My friend from Fox Interactive writes…

A topic that I would be interested to understand better is .mobi. I see that you mentioned it the other day — but what is the situation with buying these urls? How many people actually know to type in .mobi? Or if you are on a mobile, when you type in a .com are you typically redirected to one? Will those domains eventually become obsolete because the technology in iPhones and such?

I am going to be out of pocket all day today, but I know there are many people out there with greater knowledge of the .mobi extension. I am going to give my very brief overview of .mobi below, but I am opening this up for others to answer the question above in the comment section. I will approve any respectful comment if you can keep your response to 3 paragraphs or less.

My opinion about .mobi is that it is purely a marketing play. Once consumers know about .mobi, they will know any domain name with the .mobi extension is pre-optimized for mobile phone usage. If companies use and promote their domain name with the .mobi extension, consumers will become accustomed to using .mobi on their mobile devices, and they will know what .mobi means.

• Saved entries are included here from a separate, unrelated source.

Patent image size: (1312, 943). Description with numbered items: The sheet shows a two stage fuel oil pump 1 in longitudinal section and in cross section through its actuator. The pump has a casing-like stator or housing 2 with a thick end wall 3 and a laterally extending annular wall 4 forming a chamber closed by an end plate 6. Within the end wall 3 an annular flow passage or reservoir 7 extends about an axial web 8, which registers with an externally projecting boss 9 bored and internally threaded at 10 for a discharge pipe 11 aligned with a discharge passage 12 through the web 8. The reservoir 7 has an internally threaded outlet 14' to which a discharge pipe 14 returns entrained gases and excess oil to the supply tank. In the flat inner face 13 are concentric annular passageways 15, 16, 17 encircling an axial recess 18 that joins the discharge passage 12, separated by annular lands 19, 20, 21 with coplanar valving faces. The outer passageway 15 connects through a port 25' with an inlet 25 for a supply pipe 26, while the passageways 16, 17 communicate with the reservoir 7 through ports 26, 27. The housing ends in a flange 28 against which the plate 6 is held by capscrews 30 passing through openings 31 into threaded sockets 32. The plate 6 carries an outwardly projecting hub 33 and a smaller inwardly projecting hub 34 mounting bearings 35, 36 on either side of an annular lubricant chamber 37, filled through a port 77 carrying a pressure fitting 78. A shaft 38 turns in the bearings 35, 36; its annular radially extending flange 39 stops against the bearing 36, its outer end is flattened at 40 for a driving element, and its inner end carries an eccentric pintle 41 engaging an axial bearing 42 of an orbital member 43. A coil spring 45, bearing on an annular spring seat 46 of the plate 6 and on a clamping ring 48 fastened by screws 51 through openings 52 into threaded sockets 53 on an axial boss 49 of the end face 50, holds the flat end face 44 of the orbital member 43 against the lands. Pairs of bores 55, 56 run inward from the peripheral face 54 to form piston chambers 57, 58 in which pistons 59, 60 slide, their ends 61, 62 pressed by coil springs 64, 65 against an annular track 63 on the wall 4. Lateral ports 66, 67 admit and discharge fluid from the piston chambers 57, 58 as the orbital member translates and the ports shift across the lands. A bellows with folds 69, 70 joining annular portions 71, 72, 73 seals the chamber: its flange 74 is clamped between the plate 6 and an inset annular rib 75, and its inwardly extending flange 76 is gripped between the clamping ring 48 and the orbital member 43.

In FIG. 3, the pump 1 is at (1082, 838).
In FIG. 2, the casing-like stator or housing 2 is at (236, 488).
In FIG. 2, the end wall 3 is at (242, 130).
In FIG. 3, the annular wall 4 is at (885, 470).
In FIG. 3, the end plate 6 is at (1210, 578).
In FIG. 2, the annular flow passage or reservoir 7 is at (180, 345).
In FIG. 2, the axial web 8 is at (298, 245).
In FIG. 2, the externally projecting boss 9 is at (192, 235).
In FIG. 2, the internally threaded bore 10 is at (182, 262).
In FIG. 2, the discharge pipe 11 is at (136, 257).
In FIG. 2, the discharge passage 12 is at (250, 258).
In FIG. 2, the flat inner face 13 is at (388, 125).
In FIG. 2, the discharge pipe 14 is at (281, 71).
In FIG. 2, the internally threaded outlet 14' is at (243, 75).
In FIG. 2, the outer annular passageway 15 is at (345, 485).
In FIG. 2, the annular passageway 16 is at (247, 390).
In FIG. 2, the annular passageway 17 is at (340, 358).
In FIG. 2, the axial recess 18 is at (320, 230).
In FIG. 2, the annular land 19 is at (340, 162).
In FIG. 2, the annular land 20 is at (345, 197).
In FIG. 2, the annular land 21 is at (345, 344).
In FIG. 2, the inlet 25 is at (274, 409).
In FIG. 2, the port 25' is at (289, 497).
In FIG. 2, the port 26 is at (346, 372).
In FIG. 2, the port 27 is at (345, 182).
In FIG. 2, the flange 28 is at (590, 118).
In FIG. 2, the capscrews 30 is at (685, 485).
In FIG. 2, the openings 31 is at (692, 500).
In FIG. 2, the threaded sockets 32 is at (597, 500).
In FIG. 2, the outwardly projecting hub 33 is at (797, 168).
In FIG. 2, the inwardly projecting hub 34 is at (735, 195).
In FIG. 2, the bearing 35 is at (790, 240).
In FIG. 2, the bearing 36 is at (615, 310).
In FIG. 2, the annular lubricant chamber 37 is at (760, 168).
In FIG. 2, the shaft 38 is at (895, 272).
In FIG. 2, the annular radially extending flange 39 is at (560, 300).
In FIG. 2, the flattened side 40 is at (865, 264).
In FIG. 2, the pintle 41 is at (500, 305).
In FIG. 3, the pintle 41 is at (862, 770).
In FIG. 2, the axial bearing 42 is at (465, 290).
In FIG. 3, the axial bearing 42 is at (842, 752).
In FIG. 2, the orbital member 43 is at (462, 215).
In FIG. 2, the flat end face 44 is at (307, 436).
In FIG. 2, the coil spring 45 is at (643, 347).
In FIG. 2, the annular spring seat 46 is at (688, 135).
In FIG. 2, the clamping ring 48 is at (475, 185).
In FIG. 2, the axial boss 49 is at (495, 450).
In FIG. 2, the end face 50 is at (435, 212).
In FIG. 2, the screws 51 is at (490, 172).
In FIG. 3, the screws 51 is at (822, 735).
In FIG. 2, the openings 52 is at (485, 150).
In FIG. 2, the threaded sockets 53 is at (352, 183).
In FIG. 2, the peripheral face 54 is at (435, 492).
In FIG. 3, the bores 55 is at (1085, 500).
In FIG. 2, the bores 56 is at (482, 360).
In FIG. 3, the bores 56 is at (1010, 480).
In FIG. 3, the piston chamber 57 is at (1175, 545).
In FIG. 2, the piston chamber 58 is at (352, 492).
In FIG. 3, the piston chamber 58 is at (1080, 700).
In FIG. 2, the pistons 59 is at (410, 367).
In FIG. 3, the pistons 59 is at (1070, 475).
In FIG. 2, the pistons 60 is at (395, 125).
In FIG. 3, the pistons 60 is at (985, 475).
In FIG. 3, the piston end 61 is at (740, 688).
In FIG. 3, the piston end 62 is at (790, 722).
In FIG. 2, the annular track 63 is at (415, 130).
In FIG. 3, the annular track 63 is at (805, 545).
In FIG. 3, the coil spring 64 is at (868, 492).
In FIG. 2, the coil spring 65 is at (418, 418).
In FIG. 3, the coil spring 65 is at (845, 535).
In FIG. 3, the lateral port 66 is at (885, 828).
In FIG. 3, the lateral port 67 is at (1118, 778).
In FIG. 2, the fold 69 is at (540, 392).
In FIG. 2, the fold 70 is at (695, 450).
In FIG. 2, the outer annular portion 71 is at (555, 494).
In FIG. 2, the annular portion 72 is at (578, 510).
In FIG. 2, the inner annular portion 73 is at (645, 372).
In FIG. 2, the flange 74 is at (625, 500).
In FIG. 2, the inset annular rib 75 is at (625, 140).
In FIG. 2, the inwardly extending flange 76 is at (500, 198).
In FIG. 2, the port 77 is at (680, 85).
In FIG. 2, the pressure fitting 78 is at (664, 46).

Because it was recently introduced, most companies companies have not used .mobi, and most consumers don’t know what .mobi is or does. Many brands who own .mobi names registered them for protective purposes, just as they try to register every other foreign extension. If and when more brands develop their .mobi names, consumers will learn about the extension, and for people who own them, the value will presumably increase. Most of the big purchases seem to be based on speculation that the value will increase rather than companies buying them to develop into mobile websites.